June 1, 2006
CARACAS (MarketWatch) Syria aims to maintain it petroleum output at around 400,000 barrels of oil equivalent a day in the years ahead by awarding new exploration blocks and raising recovery from existing fields, the country’s petroleum minister said Wednesday.
Speaking ahead of an Organization of Petroleum Exporting Countries meeting here, Sufian al-Alao said he expected to award Blocks 13 and 15 in Western Syrian to Royal Dutch Shell PLC (RDSB.LN) in around a month.
He also said Syria was in discussions to award Block 7 to a Ukrainian oil company.
Syria’s output has declined from around 600,000 barrels of oil equivalent a day in the mid 1990s.
Al-Alao told Dow Jones Newswires earlier this year that Shell had a good chance of winning the blocks.
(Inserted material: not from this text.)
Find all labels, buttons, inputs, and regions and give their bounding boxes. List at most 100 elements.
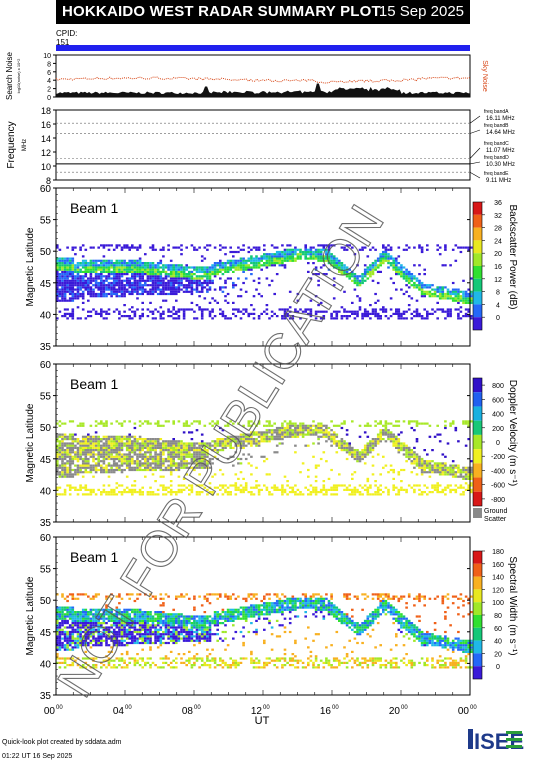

The terms of the license would be about seven years and the company should spend $50 million on oil and gas exploration, al-Alao said.
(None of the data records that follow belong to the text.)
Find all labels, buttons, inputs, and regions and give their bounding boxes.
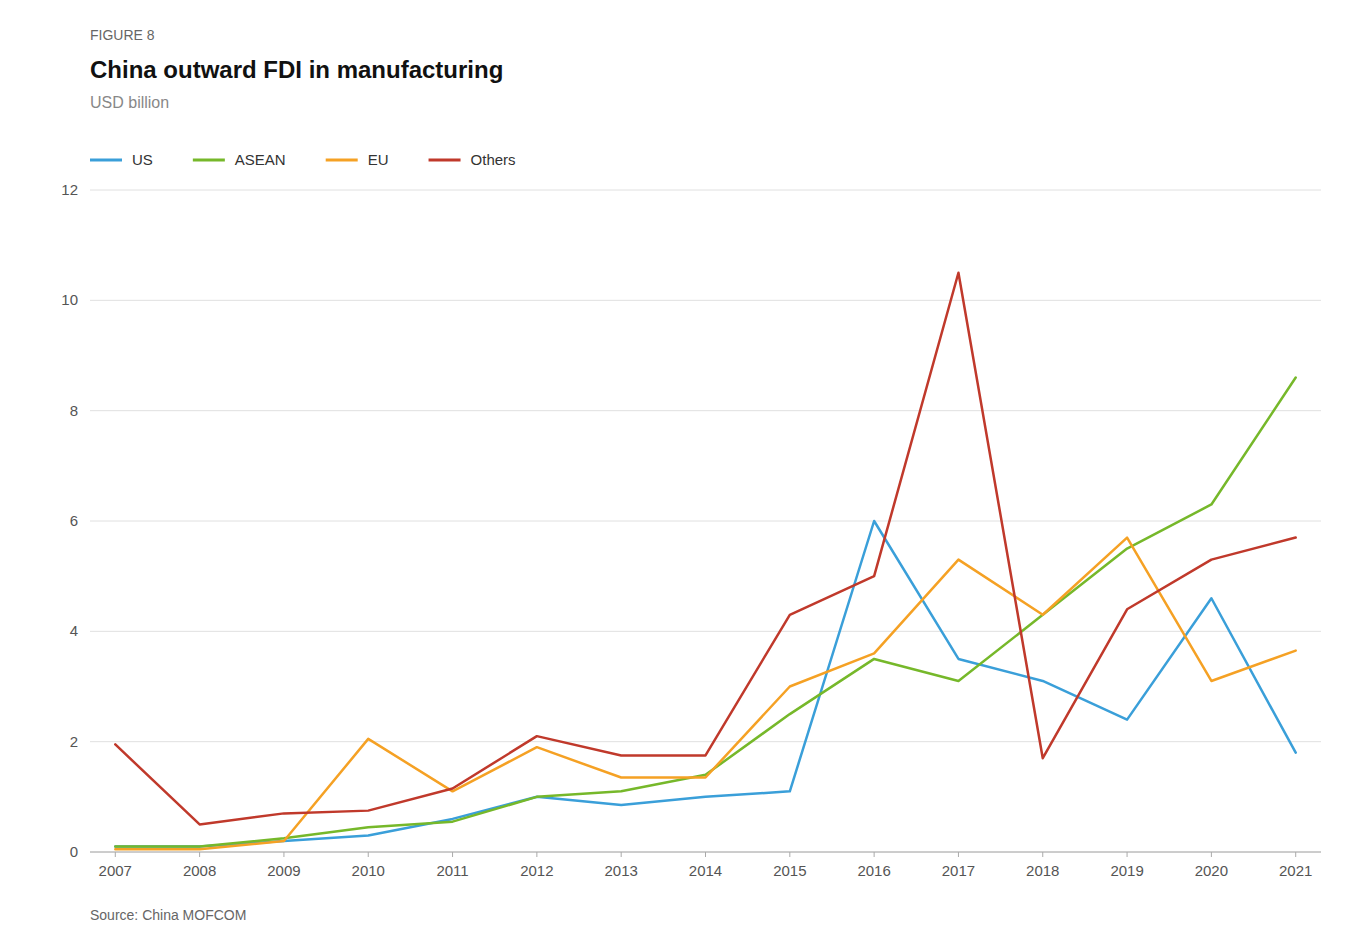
y-tick-label: 10 <box>61 291 78 308</box>
grid-line <box>90 521 1321 522</box>
x-tick <box>1042 852 1043 857</box>
y-tick-label: 4 <box>70 622 78 639</box>
y-tick-label: 0 <box>70 843 78 860</box>
x-tick <box>115 852 116 857</box>
legend-item: ASEAN <box>193 151 286 168</box>
x-tick <box>958 852 959 857</box>
x-tick <box>874 852 875 857</box>
legend-item: EU <box>326 151 389 168</box>
legend-label: EU <box>368 151 389 168</box>
grid-line <box>90 300 1321 301</box>
title: China outward FDI in manufacturing <box>90 56 503 83</box>
x-tick-label: 2008 <box>183 862 216 879</box>
y-tick-label: 6 <box>70 512 78 529</box>
y-tick-label: 12 <box>61 181 78 198</box>
legend-swatch <box>90 159 122 162</box>
x-tick <box>621 852 622 857</box>
x-tick <box>536 852 537 857</box>
x-tick-label: 2012 <box>520 862 553 879</box>
x-tick-label: 2011 <box>436 862 468 879</box>
x-tick-label: 2016 <box>857 862 890 879</box>
legend-label: ASEAN <box>235 151 286 168</box>
legend-item: US <box>90 151 153 168</box>
series-line <box>115 538 1295 850</box>
x-tick <box>1295 852 1296 857</box>
x-tick-label: 2007 <box>99 862 132 879</box>
series-line <box>115 273 1295 825</box>
x-tick <box>789 852 790 857</box>
y-tick-label: 8 <box>70 402 78 419</box>
legend-label: US <box>132 151 153 168</box>
grid-line <box>90 410 1321 411</box>
x-tick <box>1211 852 1212 857</box>
source: Source: China MOFCOM <box>90 907 246 923</box>
x-tick-label: 2009 <box>267 862 300 879</box>
x-tick-label: 2018 <box>1026 862 1059 879</box>
x-tick <box>199 852 200 857</box>
grid-line <box>90 190 1321 191</box>
x-tick-label: 2020 <box>1195 862 1228 879</box>
grid-line <box>90 631 1321 632</box>
series-line <box>115 521 1295 846</box>
legend-swatch <box>326 159 358 162</box>
x-tick-label: 2015 <box>773 862 806 879</box>
x-tick-label: 2013 <box>604 862 637 879</box>
legend-swatch <box>429 159 461 162</box>
legend-swatch <box>193 159 225 162</box>
x-tick-label: 2021 <box>1279 862 1312 879</box>
x-tick <box>1127 852 1128 857</box>
x-tick <box>283 852 284 857</box>
subtitle: USD billion <box>90 94 169 111</box>
grid-line <box>90 741 1321 742</box>
lines <box>115 273 1295 849</box>
x-tick-label: 2014 <box>689 862 722 879</box>
legend-label: Others <box>471 151 516 168</box>
legend: US ASEAN EU Others <box>90 151 516 168</box>
legend-item: Others <box>429 151 516 168</box>
grid <box>90 190 1321 852</box>
figure-label: FIGURE 8 <box>90 27 155 43</box>
x-tick-label: 2017 <box>942 862 975 879</box>
y-tick-label: 2 <box>70 733 78 750</box>
x-tick-label: 2019 <box>1110 862 1143 879</box>
x-tick <box>705 852 706 857</box>
chart: FIGURE 8 China outward FDI in manufacturi… <box>0 0 1361 942</box>
x-tick <box>368 852 369 857</box>
x-tick <box>452 852 453 857</box>
x-tick-label: 2010 <box>352 862 385 879</box>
European majors such as Shell and Total SA (TOT) are continuing to show interest in the Middle East country despite some U.S. companies either moving out or considering a pullout.
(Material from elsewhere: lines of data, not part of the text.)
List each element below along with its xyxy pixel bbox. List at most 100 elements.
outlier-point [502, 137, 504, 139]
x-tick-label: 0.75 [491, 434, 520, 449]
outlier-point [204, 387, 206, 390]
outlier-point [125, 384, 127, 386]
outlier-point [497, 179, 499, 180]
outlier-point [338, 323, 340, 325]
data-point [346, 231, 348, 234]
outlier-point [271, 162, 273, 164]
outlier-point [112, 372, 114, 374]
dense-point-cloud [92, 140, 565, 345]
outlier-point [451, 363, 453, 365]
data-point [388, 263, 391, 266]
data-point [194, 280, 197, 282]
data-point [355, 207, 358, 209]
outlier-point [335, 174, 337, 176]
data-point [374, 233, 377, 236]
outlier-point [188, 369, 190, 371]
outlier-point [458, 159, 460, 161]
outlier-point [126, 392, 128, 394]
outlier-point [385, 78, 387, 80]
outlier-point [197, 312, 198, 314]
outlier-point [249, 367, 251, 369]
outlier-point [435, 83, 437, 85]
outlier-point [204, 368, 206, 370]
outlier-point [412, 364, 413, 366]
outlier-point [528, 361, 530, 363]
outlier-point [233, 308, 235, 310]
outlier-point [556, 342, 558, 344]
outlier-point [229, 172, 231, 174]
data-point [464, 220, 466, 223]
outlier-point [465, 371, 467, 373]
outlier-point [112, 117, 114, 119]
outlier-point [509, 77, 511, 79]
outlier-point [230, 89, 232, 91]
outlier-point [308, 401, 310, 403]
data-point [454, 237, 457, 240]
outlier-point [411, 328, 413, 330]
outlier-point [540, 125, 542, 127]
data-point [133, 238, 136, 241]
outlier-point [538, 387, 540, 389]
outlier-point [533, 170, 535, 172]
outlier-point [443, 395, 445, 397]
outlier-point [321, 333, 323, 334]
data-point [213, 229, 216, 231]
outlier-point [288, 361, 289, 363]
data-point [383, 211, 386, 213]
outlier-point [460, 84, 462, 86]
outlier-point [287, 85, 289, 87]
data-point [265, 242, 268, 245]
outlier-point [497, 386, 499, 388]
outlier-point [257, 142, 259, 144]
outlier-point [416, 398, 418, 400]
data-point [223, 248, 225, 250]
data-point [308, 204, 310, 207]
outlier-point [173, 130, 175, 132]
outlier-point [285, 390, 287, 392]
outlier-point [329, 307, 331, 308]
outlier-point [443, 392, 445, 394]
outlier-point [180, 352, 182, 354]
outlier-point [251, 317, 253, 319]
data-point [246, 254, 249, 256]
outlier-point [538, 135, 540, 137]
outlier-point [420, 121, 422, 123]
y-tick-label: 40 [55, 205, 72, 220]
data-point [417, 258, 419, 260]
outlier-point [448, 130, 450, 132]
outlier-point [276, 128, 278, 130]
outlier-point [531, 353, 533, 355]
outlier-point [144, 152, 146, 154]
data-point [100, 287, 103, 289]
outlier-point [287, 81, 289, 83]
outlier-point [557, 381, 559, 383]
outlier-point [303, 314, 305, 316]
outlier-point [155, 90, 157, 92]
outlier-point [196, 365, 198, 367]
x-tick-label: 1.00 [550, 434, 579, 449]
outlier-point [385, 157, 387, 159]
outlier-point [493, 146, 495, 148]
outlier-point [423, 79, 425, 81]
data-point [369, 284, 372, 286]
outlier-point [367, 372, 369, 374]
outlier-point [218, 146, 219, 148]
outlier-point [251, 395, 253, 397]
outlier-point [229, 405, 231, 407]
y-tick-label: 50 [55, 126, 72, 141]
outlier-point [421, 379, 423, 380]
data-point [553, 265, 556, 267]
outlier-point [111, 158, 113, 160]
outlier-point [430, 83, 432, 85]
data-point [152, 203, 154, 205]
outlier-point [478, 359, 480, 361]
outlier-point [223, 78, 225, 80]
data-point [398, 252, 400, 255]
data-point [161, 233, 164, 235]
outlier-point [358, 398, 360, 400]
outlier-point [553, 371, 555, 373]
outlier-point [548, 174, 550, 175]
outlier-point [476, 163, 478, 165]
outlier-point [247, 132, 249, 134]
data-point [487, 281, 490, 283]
ConocoPhillips (COP) and Devon Energy Corp. (DVN) have already exited Syria, while earlier this week Marathon Oil Co. (MRO) signed a deal with Syria to resolve a long-standing contract dispute, a step that could allow it to withdraw.
In May 2004, U.S. President George W. Bush banned all U.S. exports to Syria, except for food and medicine, in accordance with the Syria Accountability Act. The 2004 sanctions require federal permits to export most oil field technology to Syria.